A propósito do noticiário sobre a Bolívia, recebi do editor de "Dinheiro", Sérgio Malbergier, via Secretaria de Redação, a seguinte resposta ao comentário que fiz ontem na Crítica Interna, em que chamei a atenção para a manchete do "Valor" ("Bolívia assume refinarias sem pagar Petrobras"):

"A manchete do "Valor" está errada. A Bolívia não está assumindo as refinarias da Petrobras via resolução. Desde o decreto de nacionalização, emitido em maio, o governo já havia determinado que assumiria o controle acionário das duas unidades, mas até agora não há um consenso sobre o valor a ser pago. O novo argumento do governo boliviano, com a nova resolução, é que a Petrobras superfaturou o preço dos produtos de suas refinarias no mercado interno boliviano, e esse excedente, de ao menos US$ 320 milhões, terá de ser levado em consideração no cálculo do valor das refinarias. Ou seja, eles querem um encontro de contas. Portanto, as duas unidades continuam sob administração da Petrobras, sem previsão de mudança do controle acionário até um acordo entre as partes. Além disso, a resolução do governo boliviano noticiada pelo "Valor" hoje foi publicada um dia antes pela Folha, apesar de o "Valor" estar com repórter em La Paz. A reportagem da Folha de hoje, quinta-feira, é uma suíte, e o título traz, mais uma vez, uma informação exclusiva, a decisão de cancelar a reunião de alto nível entre os ministros dos dois países marcada para amanhã (sexta), em La Paz".

Alguns comentários:

1 - Antes de tudo, o mérito da Folha: realmente o jornal foi o primeiro a noticiar, na Edição SP de quarta-feira, a resolução do governo da Bolívia ("Bolívia cria monopólio de derivados de petróleo e GLP") e a antecipar, na edição de ontem, que o governo brasileiro havia cancelado a reunião com autoridades bolivianos prevista para hoje em La Paz.
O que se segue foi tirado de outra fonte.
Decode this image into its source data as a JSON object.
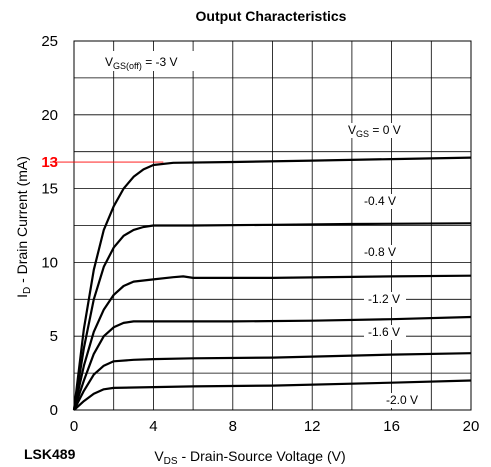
{
  "chart_data": {
    "type": "line",
    "title": "Output Characteristics",
    "xlabel": {
      "main": "V",
      "sub": "DS",
      "rest": " - Drain-Source Voltage (V)"
    },
    "ylabel": {
      "main": "I",
      "sub": "D",
      "rest": " - Drain Current (mA)"
    },
    "xlim": [
      0,
      20
    ],
    "ylim": [
      0,
      25
    ],
    "x_ticks": [
      "0",
      "4",
      "8",
      "12",
      "16",
      "20"
    ],
    "y_ticks": [
      "0",
      "5",
      "10",
      "15",
      "20",
      "25"
    ],
    "grid": true,
    "annotation_top": {
      "pre": "V",
      "sub": "GS(off)",
      "post": " = -3 V"
    },
    "highlight": {
      "label": "13",
      "y": 16.8,
      "x_end": 4.5,
      "color": "#ff0000"
    },
    "series": [
      {
        "label_pre": "V",
        "label_sub": "GS",
        "label_post": " = 0 V",
        "points": [
          [
            0,
            0
          ],
          [
            0.5,
            5.5
          ],
          [
            1,
            9.5
          ],
          [
            1.5,
            12.2
          ],
          [
            2,
            13.8
          ],
          [
            2.5,
            15
          ],
          [
            3,
            15.8
          ],
          [
            3.5,
            16.3
          ],
          [
            4,
            16.6
          ],
          [
            5,
            16.75
          ],
          [
            8,
            16.8
          ],
          [
            12,
            16.9
          ],
          [
            16,
            17
          ],
          [
            20,
            17.1
          ]
        ]
      },
      {
        "label": "-0.4 V",
        "points": [
          [
            0,
            0
          ],
          [
            0.5,
            4.2
          ],
          [
            1,
            7.5
          ],
          [
            1.5,
            9.7
          ],
          [
            2,
            11
          ],
          [
            2.5,
            11.8
          ],
          [
            3,
            12.2
          ],
          [
            3.5,
            12.4
          ],
          [
            4,
            12.5
          ],
          [
            6,
            12.5
          ],
          [
            10,
            12.55
          ],
          [
            14,
            12.6
          ],
          [
            20,
            12.65
          ]
        ]
      },
      {
        "label": "-0.8 V",
        "points": [
          [
            0,
            0
          ],
          [
            0.5,
            3
          ],
          [
            1,
            5.3
          ],
          [
            1.5,
            6.8
          ],
          [
            2,
            7.8
          ],
          [
            2.5,
            8.4
          ],
          [
            3,
            8.7
          ],
          [
            4,
            8.85
          ],
          [
            5,
            9
          ],
          [
            5.5,
            9.05
          ],
          [
            6,
            8.95
          ],
          [
            10,
            8.95
          ],
          [
            16,
            9.05
          ],
          [
            20,
            9.1
          ]
        ]
      },
      {
        "label": "-1.2 V",
        "points": [
          [
            0,
            0
          ],
          [
            0.5,
            2
          ],
          [
            1,
            3.8
          ],
          [
            1.5,
            5
          ],
          [
            2,
            5.6
          ],
          [
            2.5,
            5.9
          ],
          [
            3,
            6
          ],
          [
            5,
            6
          ],
          [
            8,
            6
          ],
          [
            12,
            6.05
          ],
          [
            16,
            6.15
          ],
          [
            20,
            6.3
          ]
        ]
      },
      {
        "label": "-1.6 V",
        "points": [
          [
            0,
            0
          ],
          [
            0.5,
            1.3
          ],
          [
            1,
            2.4
          ],
          [
            1.5,
            3
          ],
          [
            2,
            3.3
          ],
          [
            3,
            3.4
          ],
          [
            4,
            3.45
          ],
          [
            6,
            3.5
          ],
          [
            10,
            3.55
          ],
          [
            16,
            3.75
          ],
          [
            20,
            3.85
          ]
        ]
      },
      {
        "label": "-2.0 V",
        "points": [
          [
            0,
            0
          ],
          [
            0.5,
            0.6
          ],
          [
            1,
            1.1
          ],
          [
            1.5,
            1.4
          ],
          [
            2,
            1.5
          ],
          [
            4,
            1.55
          ],
          [
            6,
            1.6
          ],
          [
            10,
            1.65
          ],
          [
            16,
            1.85
          ],
          [
            20,
            2
          ]
        ]
      }
    ]
  },
  "part_number": "LSK489"
}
2 - Não concordo que a manchete do "Valor" esteja errada, embora isso seja problema do "Valor". O confisco das receitas, como a Folha passou a sintetizar a resolução na edição de hoje, e o artifício de apontar "ganhos extraordinários" da estatal brasileira no cálculo da aquisição das refinarias significa, na prática, a apropriação das refinarias sem pagamento.

A minha impressão é a de que a resolução do governo da Bolívia, agora suspensa, ainda não foi completamente compreendida. Tanto que os jornais usam, de forma indiferente, confisco, expropriação, rebaixamento, encampação e outros termos sem precisão jurídica. A própria interpretação da Folha foi sendo alterada desde a primeira reportagem.

3 - De qualquer maneira, ficou claro que a Primeira Página da Folha não percebeu imediatamente a importância da resolução baixada pelo governo da Bolívia na noite de terça-feira e, apesar de dois "furos" seguidos, o assunto só foi para a capa do jornal no terceiro dia da crise, hoje.

4 - É impressionante também como os outros jornais, com exceção do "Valor", custaram tanto a acordar para a notícia e a destacá-la. Só o fizeram diante da reação do governo brasileiro.